To generate the Cinn colony, two mutant G0 females were crossed with two wild-type males to produce G1 progeny with wild-type eyes. Of these, three females and four males from Cinn × 1 were backcrossed with three males and 13 females from Cinn × 2, respectively. G2 progeny with the mutant eye phenotype were selected to perpetuate the Cinn colony. Mutant colonies were reared in 355 ml paper cups covered with mesh lids with up to 50 individuals. To prevent overcrowding in larger groups of > 50 individuals, 1.89 L paper cups were used55. Fresh green beans and sunflower seeds were provided twice a week. Diet and oviposition carrageenan packs were placed into rearing cups one week post-adult emergence.

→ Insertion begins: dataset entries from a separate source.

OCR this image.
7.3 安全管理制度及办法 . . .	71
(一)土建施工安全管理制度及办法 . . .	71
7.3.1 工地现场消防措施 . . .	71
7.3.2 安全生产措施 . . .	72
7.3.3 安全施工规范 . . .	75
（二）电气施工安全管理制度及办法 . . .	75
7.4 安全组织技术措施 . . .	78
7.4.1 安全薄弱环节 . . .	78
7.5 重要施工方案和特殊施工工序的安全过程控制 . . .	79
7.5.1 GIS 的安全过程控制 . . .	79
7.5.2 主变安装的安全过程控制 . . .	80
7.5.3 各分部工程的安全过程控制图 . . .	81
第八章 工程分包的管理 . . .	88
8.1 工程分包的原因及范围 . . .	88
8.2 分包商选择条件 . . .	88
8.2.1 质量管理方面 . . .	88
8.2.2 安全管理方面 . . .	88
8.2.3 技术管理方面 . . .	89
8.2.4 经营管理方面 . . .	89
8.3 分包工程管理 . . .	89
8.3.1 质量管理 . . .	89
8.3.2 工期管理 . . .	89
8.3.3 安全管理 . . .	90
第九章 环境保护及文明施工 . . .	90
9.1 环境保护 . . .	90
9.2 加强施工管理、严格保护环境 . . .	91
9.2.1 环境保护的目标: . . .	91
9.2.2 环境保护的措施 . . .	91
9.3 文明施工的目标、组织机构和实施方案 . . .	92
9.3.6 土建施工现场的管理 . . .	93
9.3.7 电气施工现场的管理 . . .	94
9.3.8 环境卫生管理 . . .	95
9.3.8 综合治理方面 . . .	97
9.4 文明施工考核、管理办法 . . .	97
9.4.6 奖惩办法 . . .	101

Sequencing LhCd and LhCn from mutant eye pigment strains
Representative insects from CRISPR strains that displayed altered eye pigmentation were collected at G0, G1, G2, and/or G3 and stored at -80 °C in RNALater (Invitrogen, Carlsbad, CA). gDNA was extracted using a DNeasy Blood and Tissue kit (Qiagen, Hilden, Germany). Total RNA was extracted using TRI Reagent following the manufacturer’s protocol. Total RNA was treated with DNase I (Thermo Fisher Scientific) and cDNA was synthesized using a SuperScript IV First-Strand Synthesis kit (Invitrogen). LhCd and LhCn were PCR amplified from gDNA and cDNA using a Phusion High-Fidelity PCR kit (Thermo Fisher Scientific) with gene-specific primer pairs (Supplementary Table S4) and thermocycler conditions of 1 cycle at 98 °C for 30 s; 35 cycles at 98 °C for 5 s, 60 °C for 10 s, 72 °C for 5 s; and 1 cycle at 72 °C for 5 min. PCR products were cloned into pJET1.32/blunt vector (Thermo Fisher Scientific) and transformed into One Shot OmniMAX 2 T1 Chemically Competent E. coli (Thermo Fisher Scientific). Multiple clones (n = 4–10) from each transformation reaction were Sanger sequenced (Retrogen Inc., San Diego, CA).